Initially, several coffee shops and restaurants operated in Sosúa: Café Stockmann  and the Bakery of Franz Heiss were among the most popular. It was in one of these locations – also the site of Sosúa’s only European bakery – that the future Café Oasis was established. This large house was centrally located on Sosúa’s main street and had an ample backyard where settlers could sit in the shade and relax. Originally, Café Oasis and  the Hotel Garden City – the only hotel in Sosúa and its surroundings – were under the same administration.

During its early years it was managed by the DORSA, but as time passed it was converted into a cooperative.
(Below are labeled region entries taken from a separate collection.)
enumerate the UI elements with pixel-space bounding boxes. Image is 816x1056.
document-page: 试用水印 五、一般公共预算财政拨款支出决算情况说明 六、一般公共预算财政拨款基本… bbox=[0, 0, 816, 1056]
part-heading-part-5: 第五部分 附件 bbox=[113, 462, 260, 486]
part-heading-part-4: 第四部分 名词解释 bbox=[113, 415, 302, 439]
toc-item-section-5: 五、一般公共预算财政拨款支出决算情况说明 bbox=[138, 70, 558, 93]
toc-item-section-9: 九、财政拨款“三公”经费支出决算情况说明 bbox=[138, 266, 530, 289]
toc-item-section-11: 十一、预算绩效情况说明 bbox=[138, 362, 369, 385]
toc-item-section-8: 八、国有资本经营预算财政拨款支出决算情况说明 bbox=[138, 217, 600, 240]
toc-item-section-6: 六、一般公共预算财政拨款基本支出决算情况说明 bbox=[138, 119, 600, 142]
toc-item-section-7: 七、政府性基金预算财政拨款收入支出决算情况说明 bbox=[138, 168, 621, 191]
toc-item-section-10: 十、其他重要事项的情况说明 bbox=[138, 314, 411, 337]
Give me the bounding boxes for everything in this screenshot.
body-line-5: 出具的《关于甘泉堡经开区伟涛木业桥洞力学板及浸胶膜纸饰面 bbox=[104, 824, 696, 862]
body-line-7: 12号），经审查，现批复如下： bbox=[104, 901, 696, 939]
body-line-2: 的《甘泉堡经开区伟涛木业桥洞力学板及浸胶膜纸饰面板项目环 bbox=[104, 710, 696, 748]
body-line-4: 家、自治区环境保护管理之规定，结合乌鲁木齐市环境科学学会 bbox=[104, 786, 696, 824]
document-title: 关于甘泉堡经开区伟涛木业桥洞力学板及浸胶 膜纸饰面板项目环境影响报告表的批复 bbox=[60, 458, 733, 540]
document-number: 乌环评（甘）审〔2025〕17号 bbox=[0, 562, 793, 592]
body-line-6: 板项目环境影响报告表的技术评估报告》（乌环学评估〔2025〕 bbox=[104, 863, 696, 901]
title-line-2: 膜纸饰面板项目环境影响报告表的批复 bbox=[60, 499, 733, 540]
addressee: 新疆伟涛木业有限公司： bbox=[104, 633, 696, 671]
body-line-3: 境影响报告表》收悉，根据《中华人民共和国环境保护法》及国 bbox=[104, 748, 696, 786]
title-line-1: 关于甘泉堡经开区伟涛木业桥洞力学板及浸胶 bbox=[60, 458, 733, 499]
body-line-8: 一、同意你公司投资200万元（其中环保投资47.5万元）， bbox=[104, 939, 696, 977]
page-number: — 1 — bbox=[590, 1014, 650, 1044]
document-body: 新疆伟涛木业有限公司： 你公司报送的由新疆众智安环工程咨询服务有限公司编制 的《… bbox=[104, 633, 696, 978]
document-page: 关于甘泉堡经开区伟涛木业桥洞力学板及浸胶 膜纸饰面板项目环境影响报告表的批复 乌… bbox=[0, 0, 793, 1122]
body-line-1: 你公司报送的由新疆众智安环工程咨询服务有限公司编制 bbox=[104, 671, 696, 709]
The menu offered a variety of dishes, some similar to most dishes offered in Dominican restaurants of the time, some more in the European tradition, such as Dobosh torte, Wiener schnitzel, and goulash soup. In the early years the Café Oasis was the place where most of the settlers gathered daily for an afternoon cup of coffee or tea and dessert. They played cards, chess, and other games while they gossiped about what was happening in the world. Eventually, a bowling alley was also installed at the side of the building; the kegels (pins) and balls were manufactured by a settler. Importantly, the Café Oasis had a large enclosed dining space and was therefore used for many big town gatherings, such as Passover dinner, Sosúa reunions, and parties on New Year’s Eve.

In the 1960s the business was sold to a Dominican couple, Carmen and her husband Ernesto Matos. Carmen was the original chef at the Café Oasis, and had learned her European repertoire from some of the original female settlers. In the years that followed, Carmen and Ernesto removed the bowling alley to make room for additional seating. Popular Dominican performers such as Johnny Ventura, Wilfrido Vargas, and others played at Café Oasis with their bands and combos. During this period Café Oasis attracted a much wider audience, bringing native Dominicans from Puerto Plata and even Santiago. The Sosúa settlers stopped going to the Café Oasis for afternoon coffee and games; they continued to use the facility as a restaurant, for Passover seders, and for Sosúa anniversary reunions.